Monday, June 6, 2016

FAR Proposal to Eliminate Telegrams as Preferred Method of Communication

Have you ever wondered why the Federal Acquisition Regulations (FAR) includes references to telegrams? Probably not. But there are dozens of them. Have you ever tried sending a telegram lately? When was the last time you received a telegram? Ever? Its been more than 10 years since Western Union ceased its telegram service yet the references to telegrams lives on in the Government's acquisition regulations. But perhaps not for long.
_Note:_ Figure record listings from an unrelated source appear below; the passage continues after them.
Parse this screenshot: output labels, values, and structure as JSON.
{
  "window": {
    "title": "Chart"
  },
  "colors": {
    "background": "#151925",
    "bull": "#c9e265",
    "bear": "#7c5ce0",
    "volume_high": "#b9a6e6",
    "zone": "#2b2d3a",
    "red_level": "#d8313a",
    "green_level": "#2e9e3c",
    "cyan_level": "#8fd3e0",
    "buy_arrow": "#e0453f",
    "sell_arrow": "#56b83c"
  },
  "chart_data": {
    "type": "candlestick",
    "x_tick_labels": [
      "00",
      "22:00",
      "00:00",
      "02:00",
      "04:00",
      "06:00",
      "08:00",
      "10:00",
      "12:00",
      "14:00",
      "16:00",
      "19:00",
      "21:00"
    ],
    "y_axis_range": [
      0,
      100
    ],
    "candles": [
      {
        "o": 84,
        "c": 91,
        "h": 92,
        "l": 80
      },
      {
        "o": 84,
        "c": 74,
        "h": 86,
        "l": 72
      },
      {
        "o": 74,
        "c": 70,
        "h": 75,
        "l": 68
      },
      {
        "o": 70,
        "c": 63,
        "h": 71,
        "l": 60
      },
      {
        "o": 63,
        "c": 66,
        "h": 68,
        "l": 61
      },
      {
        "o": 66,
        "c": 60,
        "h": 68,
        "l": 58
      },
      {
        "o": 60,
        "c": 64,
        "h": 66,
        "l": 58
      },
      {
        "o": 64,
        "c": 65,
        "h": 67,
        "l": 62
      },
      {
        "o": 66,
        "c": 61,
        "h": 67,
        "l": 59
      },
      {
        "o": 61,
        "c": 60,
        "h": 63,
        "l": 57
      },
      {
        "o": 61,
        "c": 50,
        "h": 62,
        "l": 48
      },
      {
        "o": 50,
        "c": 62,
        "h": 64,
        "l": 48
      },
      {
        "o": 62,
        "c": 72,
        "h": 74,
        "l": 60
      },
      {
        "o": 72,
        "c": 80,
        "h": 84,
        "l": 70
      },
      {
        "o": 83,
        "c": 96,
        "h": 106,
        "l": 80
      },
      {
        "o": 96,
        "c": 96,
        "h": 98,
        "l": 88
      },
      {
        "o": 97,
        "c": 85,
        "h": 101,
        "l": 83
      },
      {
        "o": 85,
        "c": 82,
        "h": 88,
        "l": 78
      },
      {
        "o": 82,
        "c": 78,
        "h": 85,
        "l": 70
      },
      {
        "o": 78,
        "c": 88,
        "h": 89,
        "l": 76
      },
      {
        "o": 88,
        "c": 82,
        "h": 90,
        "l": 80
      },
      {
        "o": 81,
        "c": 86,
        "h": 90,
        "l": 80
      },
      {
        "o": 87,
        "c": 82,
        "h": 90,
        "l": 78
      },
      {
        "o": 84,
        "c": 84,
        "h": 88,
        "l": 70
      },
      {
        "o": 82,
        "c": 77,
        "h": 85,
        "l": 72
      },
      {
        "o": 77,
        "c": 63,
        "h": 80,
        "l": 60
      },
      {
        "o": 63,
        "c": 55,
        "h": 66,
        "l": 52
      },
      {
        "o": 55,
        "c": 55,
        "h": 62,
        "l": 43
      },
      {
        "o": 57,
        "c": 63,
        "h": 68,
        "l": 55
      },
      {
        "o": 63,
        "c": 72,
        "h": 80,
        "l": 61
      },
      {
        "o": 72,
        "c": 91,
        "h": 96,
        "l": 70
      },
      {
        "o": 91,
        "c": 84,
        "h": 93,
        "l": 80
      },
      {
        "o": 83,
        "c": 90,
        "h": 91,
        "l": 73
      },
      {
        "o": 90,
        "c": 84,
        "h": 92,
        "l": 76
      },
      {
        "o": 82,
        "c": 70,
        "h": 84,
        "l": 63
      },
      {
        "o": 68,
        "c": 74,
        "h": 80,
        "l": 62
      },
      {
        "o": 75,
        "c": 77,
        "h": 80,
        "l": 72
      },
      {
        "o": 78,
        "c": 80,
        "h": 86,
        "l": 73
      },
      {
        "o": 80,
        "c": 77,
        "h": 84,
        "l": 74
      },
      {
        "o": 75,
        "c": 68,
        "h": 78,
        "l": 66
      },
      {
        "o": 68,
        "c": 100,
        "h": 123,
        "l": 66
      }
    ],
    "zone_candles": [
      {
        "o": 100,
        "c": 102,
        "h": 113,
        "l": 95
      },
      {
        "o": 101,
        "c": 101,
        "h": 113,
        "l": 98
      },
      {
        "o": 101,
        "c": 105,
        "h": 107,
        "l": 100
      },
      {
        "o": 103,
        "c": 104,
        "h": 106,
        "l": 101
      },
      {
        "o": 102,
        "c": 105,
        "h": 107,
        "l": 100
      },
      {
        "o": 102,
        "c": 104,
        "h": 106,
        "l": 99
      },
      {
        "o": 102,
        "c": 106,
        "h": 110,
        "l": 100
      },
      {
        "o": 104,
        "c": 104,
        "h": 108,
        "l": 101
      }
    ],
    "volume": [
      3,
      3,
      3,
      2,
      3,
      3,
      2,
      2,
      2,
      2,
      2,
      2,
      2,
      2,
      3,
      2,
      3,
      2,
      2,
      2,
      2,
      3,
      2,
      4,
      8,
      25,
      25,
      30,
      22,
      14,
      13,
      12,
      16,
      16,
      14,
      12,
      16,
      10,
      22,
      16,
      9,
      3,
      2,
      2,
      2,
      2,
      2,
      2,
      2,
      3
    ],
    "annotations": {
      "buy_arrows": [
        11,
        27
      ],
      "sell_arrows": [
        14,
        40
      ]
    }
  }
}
The FAR Councils are proposing to remove the dozens of references to telegrams and telegraph services from the FAR text and replace the terms with "electronic communication". In its proposed changes, it acknowledges this antiquated form of communication.
The word "telegram" emerged shortly after the invention of the electrical telegraph in the 1840s. This terminology and way of communicating was incorporated into the first issue of the FAR ... The emergence of electronic means of communication, starting with the facsimile machine, and then followed by email and mobile-phone text messages ... resulted in the sparing use of telegraph services and use of telegrams.
"Sparing use"? That's quite the overstatement. It's been impossible to send or receive a telegram for 10 years now. And its been a lot longer than that since anyone seriously considered telegrams were an efficient or effective means of communication.

The last day that Western Union offered telegram services, there were 6 telegrams sent worldwide - all from people who wanted to be the last person ever to send a telegram.